There was an association between a decreasing ability to identify smells - as measured by a decrease in the number of correct answers in the smell test score - and an increased risk of amnestic MCI (aMCI). There appeared to be no association between a decreased sense of smell score and nonamnestic MCI (naMCI), which can affect other thinking skills.

People with aMCI have memory problems more severe than normal for their age and education but not serious enough to affect daily life; naMCI is characterized by impaired thinking skills other than memory, such as trouble planning and organizing or poor judgment.

The authors also reported 64 dementia cases among 221 individuals with prevalent MCI. A decrease in the frequency of any or AD dementia was associated with increasing scores on the smell test. The worst smell test score categories were associated with progression from aMCI to AD dementia. The findings suggest an association between olfactory impairment, incidental MCI and progression from aMCI to AD dementia, and confirm previous studies linking olfactory impairment with cognitive impairment in late life.

Potential explanations for the current findings involve neurodegenerative changes in the olfactory bulb and brain regions that involve memory and sense of smell.

Coffee drinkers may live longer

Coffee lovers may live longer than those who don’t imbibe — with lower risks of early death from heart disease and neurological conditions such as Parkinson’s disease, a large U.S. study finds. Researchers said the study, adds to a large body of evidence on the good side of coffee.

People often think of coffee-drinking as a bad habit that they need to break, said study leader Dr. Frank Hu, a professor of nutrition and epidemiology at Harvard School of Public Health in Boston. But, Hu said, many studies have linked moderate coffee intake to lower risks of developing various diseases — from heart disease and diabetes, to liver cancer, to neurological diseases such as Parkinson’s, multiple sclerosis and Alzheimer’s.

His team’s study, funded by the U.S. National Institutes of Health, adds another layer of evidence. It found that coffee drinkers were not only less likely to develop certain diseases — they also tended to live longer. Over 30 years, nonsmokers who drank three to five cups of coffee a day were 15 percent less likely to die of any cause, versus nondrinkers. Specifically, they had lower rates of death from heart disease, stroke, neurological conditions and suicide.

Both regular coffee and decaf were linked to longer survival, the study found.

None of that proves coffee, itself, extends people’s lives or directly protects against certain diseases, Hu said. Other factors might explain the connection.

But, Hu added, his team did account for many of those factors. And the coffee benefit remained.

The findings are based on more than 200,000 U.S. doctors, nurses and other health professionals who were surveyed repeatedly over almost three decades. During that time, almost 32,000 study participants died.

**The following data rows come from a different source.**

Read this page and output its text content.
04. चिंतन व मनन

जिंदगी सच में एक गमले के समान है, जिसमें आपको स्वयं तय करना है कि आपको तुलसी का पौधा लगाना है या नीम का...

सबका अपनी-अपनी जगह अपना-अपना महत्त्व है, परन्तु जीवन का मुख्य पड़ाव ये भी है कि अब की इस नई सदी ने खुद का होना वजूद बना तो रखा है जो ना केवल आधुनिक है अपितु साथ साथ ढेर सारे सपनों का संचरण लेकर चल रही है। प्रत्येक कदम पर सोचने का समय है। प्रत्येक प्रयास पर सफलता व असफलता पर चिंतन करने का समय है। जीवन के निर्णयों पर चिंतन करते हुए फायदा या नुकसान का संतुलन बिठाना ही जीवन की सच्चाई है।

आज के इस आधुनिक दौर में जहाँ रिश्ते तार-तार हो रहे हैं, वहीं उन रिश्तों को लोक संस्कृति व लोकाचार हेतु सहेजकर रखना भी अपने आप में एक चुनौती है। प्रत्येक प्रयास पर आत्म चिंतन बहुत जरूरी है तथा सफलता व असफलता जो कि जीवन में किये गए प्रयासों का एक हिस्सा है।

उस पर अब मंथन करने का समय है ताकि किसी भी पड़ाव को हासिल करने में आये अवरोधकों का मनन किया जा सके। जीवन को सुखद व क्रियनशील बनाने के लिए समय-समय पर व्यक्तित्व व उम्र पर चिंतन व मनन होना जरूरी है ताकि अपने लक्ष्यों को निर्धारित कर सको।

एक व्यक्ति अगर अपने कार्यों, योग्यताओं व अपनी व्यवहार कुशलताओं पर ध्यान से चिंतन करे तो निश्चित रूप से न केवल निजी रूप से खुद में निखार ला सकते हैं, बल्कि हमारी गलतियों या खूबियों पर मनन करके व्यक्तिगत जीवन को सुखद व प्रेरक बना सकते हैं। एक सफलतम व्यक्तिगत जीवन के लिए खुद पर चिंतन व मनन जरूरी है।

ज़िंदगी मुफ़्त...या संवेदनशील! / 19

It turned out that people who drank one to five cups of coffee at the outset had lower odds of dying during the study period when other lifestyle habits and certain health problems, such as high blood pressure and diabetes, were taken into account.

The relationship grew stronger when the researchers looked only at nonsmokers: Those who drank three to five cups of coffee a day were 15 percent less likely to die during the study period, compared with adults who didn’t drink coffee. Lower risks were even seen among the heaviest coffee drinkers (more than five cups a day), who had a 12 percent lower death risk than nondrinkers.

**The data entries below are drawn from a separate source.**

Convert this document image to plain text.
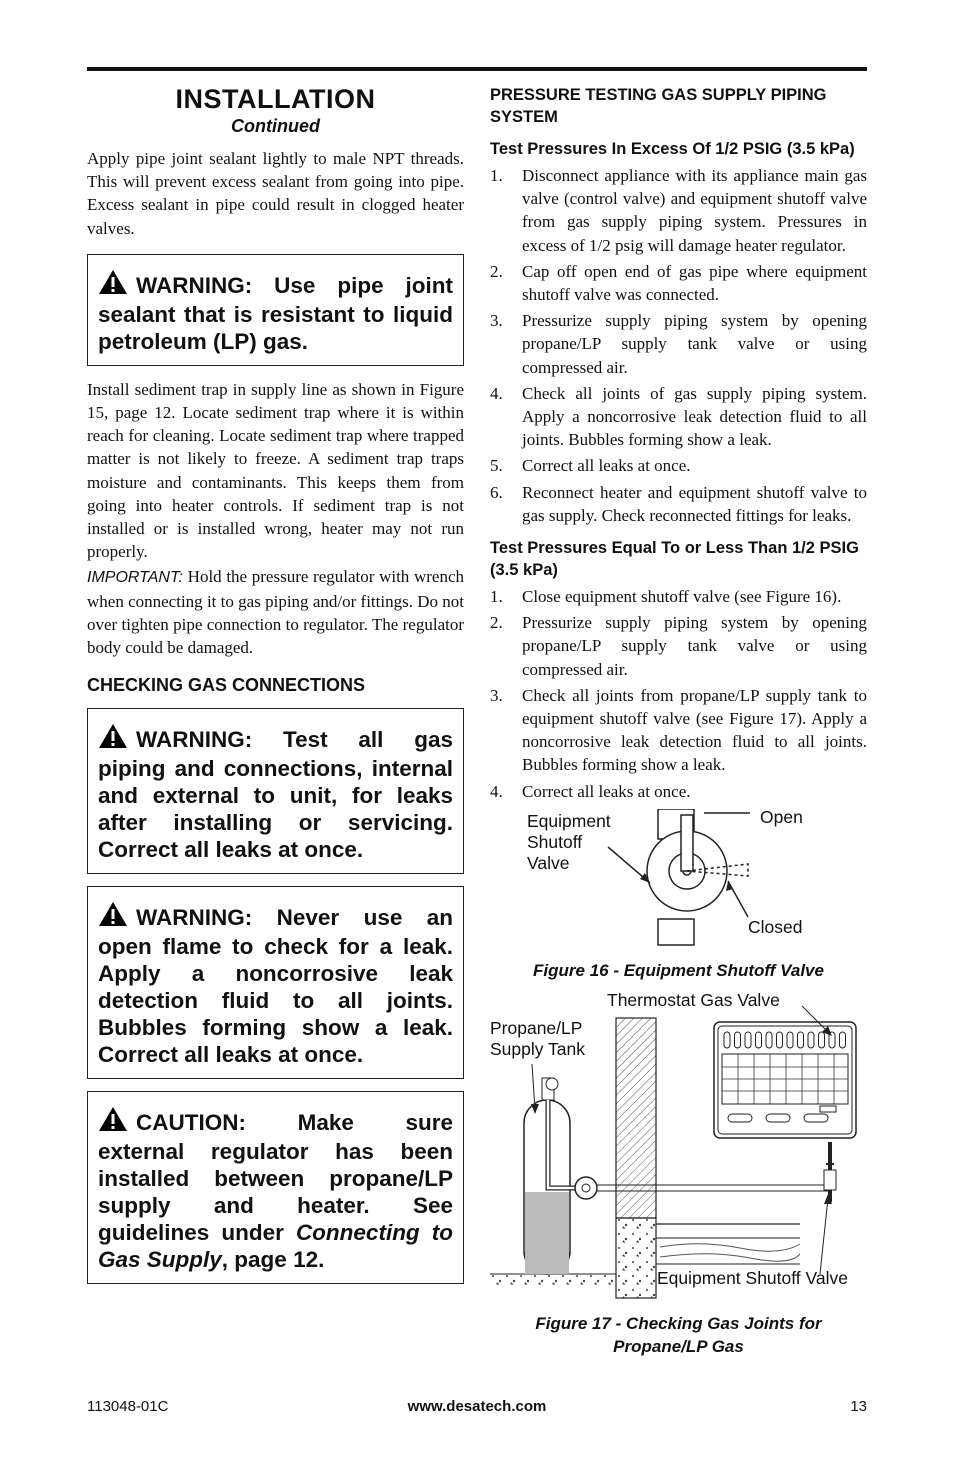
INSTALLATION
Continued

Apply pipe joint sealant lightly to male NPT threads. This will prevent excess sealant from going into pipe. Excess sealant in pipe could result in clogged heater valves.

WARNING: Use pipe joint sealant that is resistant to liquid petroleum (LP) gas.

Install sediment trap in supply line as shown in Figure 15, page 12. Locate sediment trap where it is within reach for cleaning. Locate sediment trap where trapped matter is not likely to freeze. A sediment trap traps moisture and contaminants. This keeps them from going into heater controls. If sediment trap is not installed or is installed wrong, heater may not run properly.

IMPORTANT: Hold the pressure regulator with wrench when connecting it to gas piping and/or fittings. Do not over tighten pipe connection to regulator. The regulator body could be damaged.

CHECKING GAS CONNECTIONS
WARNING: Test all gas piping and connections, internal and external to unit, for leaks after installing or servicing. Correct all leaks at once.
WARNING: Never use an open flame to check for a leak. Apply a noncorrosive leak detection fluid to all joints. Bubbles forming show a leak. Correct all leaks at once.
CAUTION: Make sure external regulator has been installed between propane/LP supply and heater. See guidelines under Connecting to Gas Supply, page 12.
PRESSURE TESTING GAS SUPPLY PIPING SYSTEM
Test Pressures In Excess Of 1/2 PSIG (3.5 kPa)
1.	Disconnect appliance with its appliance main gas valve (control valve) and equipment shutoff valve from gas supply piping system. Pressures in excess of 1/2 psig will damage heater regulator.
2.	Cap off open end of gas pipe where equipment shutoff valve was connected.
3.	Pressurize supply piping system by opening propane/LP supply tank valve or using compressed air.
4.	Check all joints of gas supply piping system. Apply a noncorrosive leak detection fluid to all joints. Bubbles forming show a leak.
5.	Correct all leaks at once.
6.	Reconnect heater and equipment shutoff valve to gas supply. Check reconnected fittings for leaks.
Test Pressures Equal To or Less Than 1/2 PSIG (3.5 kPa)
1.	Close equipment shutoff valve (see Figure 16).
2.	Pressurize supply piping system by opening propane/LP supply tank valve or using compressed air.
3.	Check all joints from propane/LP supply tank to equipment shutoff valve (see Figure 17). Apply a noncorrosive leak detection fluid to all joints. Bubbles forming show a leak.
4.	Correct all leaks at once.
Equipment
Shutoff
Valve
Open
Closed
Figure 16 - Equipment Shutoff Valve
Thermostat Gas Valve
Propane/LP
Supply Tank
Equipment Shutoff Valve
Figure 17 - Checking Gas Joints for
Propane/LP Gas
113048-01C	www.desatech.com	13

“The body of evidence does suggest coffee can fit into a healthy lifestyle,” Hu said.

That evidence, Hu noted, has already been incorporated into the latest U.S. dietary guidelines, which say that a healthy diet can include up to three to five cups of coffee a day.

But overall lifestyle is key, Hu said. That is, there’s a difference between a person who gets little sleep, then uses coffee to function during the day, and a person who sleeps well, exercises, and eats a balanced diet that includes some coffee.

Alice Lichtenstein, a spokesperson for the American Heart Association, agreed.

“This doesn’t mean you should start drinking coffee in the hopes of getting health benefits,” said Lichtenstein, who is also a professor of nutrition science and policy at Tufts University in Boston.